Analyzing Bin Ladin's Bookshelf Part 2

Translations:

This article was originally published on AutomatingOSINT.com.

After running the first part of this series I had a question come in from Charles Cameron (@hipbonegamer) a well known author and terrorism researcher:


Charles Cameron (hipbone) – May 26th, 2015

So — did you draw any conclusions from the use of this technique on the trove of OBL documents? What was your analysis (as opposed to your analytic method)?Thanks.


Justin Seitz– May 26th, 2015
I typically refrain from providing analysis, simply because I am a technologist who focuses on getting the data into the hands of people to do the analysis. That being said, I can tell you based on the method I used, he spoke more of the United States (inclusive of the ‘America’ and ‘United States’ entities) than he did talking about religious entities.


So this interaction carried over into email where Charles, based on his analysis, found that the papers were highly religious. This is a perfect example of how a human with domain expertise is always going to be in a better position to make judgement calls than any algorithm. I knew that entity extraction does not tell the entire story but, I took this as a challenge, and as a research question:

Using the Alchemy API can I come to the same general conclusion as Charles that the texts were religious?

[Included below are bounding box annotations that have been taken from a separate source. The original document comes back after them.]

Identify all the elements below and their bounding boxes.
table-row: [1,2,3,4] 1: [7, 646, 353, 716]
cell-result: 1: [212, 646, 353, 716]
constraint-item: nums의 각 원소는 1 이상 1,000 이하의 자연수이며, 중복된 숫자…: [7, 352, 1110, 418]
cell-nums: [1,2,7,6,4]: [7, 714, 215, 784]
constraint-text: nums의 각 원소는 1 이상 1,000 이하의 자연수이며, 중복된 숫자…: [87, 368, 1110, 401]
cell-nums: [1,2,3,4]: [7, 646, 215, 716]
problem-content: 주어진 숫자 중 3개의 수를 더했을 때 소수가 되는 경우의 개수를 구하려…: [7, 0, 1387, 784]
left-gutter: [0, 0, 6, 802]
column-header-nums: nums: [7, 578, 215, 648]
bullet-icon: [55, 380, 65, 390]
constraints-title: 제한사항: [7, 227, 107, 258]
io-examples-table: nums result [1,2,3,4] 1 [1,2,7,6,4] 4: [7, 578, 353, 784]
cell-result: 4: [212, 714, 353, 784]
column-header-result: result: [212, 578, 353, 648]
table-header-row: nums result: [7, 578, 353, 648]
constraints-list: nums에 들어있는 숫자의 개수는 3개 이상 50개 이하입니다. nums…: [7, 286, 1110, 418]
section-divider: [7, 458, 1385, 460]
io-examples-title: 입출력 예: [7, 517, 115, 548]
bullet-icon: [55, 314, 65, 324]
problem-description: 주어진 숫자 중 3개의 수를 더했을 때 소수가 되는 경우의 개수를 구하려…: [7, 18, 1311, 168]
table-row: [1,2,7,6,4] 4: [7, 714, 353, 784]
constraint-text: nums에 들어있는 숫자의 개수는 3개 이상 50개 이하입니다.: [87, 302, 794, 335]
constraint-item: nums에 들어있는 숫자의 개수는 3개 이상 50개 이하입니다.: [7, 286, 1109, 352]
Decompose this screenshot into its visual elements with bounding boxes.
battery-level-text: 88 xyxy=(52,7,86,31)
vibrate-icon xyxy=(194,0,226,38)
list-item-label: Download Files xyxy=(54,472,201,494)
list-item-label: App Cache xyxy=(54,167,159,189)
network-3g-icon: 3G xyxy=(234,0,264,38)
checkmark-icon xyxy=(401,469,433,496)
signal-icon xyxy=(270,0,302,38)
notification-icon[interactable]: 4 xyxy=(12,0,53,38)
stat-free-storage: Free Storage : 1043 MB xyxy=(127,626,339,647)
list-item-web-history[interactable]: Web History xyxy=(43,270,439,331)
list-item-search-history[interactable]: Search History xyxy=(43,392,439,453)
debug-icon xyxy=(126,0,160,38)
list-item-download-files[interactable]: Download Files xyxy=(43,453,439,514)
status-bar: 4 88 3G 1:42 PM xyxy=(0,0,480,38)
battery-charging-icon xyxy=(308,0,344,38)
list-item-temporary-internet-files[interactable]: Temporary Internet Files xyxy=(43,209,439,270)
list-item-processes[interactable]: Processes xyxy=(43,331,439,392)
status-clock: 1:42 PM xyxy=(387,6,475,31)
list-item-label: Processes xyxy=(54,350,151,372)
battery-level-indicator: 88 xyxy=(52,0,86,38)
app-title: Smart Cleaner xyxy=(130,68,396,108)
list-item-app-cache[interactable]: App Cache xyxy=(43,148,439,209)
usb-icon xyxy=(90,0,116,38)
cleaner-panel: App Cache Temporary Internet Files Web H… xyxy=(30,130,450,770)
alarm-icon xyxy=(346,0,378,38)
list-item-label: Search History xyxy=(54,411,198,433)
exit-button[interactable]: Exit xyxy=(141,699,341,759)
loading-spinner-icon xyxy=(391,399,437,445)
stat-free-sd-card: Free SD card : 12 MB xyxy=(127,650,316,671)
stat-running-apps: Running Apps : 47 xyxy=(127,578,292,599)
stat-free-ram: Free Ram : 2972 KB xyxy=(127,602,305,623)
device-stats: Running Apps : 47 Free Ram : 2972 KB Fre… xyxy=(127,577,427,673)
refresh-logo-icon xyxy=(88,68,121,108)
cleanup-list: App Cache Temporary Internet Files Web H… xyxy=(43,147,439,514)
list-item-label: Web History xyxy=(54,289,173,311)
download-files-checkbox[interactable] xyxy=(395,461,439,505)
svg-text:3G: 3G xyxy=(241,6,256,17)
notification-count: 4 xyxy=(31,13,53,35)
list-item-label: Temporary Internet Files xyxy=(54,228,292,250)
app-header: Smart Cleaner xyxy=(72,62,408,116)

So if you remember previously I had only used the Alchemy API to extract entities from Bin Ladin’s letters, however, there are a number of API endpoints that I did not explore. The next two endpoints that I thought could help me to answer this question were the category and concepts endpoints. So what we are going to do is use the exact some techniques as the previous blog but simply expand on it by making some additional API calls. Let’s get started.

Concepts and Categories

Alchemy API has the ability to tease out concepts that are trapped inside of text documents. For any one document there may be more than one concept but you can think of this as a slight variation on entity extraction. Categorization or what the Alchemy API calls “taxonomy” returns only a single result per document, as it is telling you the overall category that the document would best fit into. Both of these seemed like good fits for trying to get a better grasp of the data outside of what entities were most frequently referred to. Now because a lot of the code is reused from the previous post I am not going to just regurgitate it all here for you. Download ubl2.py from here and make sure you drop it into your Alchemy API folder (see previous post).

Results

So let’s actually run the script and take a look at the output.

 

Top 10 Entities
————————-
Afghanistan => 91
Iraq => 73
America => 64
Pakistan => 49
Egypt => 47
Yemen => 46
Muhammad => 44
Somalia => 44
United States => 37
TN => 37

 

Top 10 Concepts
————————-
Islam => 69
God => 51
Muhammad => 44
Qur’an => 33
Allah => 27
English-language films => 18
Family => 18
Al-Qaeda => 17
Monotheism => 16
Prophets of Islam => 13

 

Top 10 Categories
————————-
religion => 74
culture_politics => 23
recreation => 3
science_technology => 1

 

So we can see that Charles is bang on (not that we ever doubted him). The Alchemy concept tagging did a great job of highlighting that the top 5 concepts were related to Islam and the categorization showed that the number one category out of the documents was religion. Now of course, this does not mean that we are 100% certain we understand the meaning of all these documents, but the awesome part is that if we have a large document set this type of text extraction and analysis can be extremely useful for finding documents that only discuss certain entities or ideas, saving us the time of having to pour over all of them manually. Imagine if this was a trove of thousands of documents, and you only wanted to look at ones that discussed religion for example.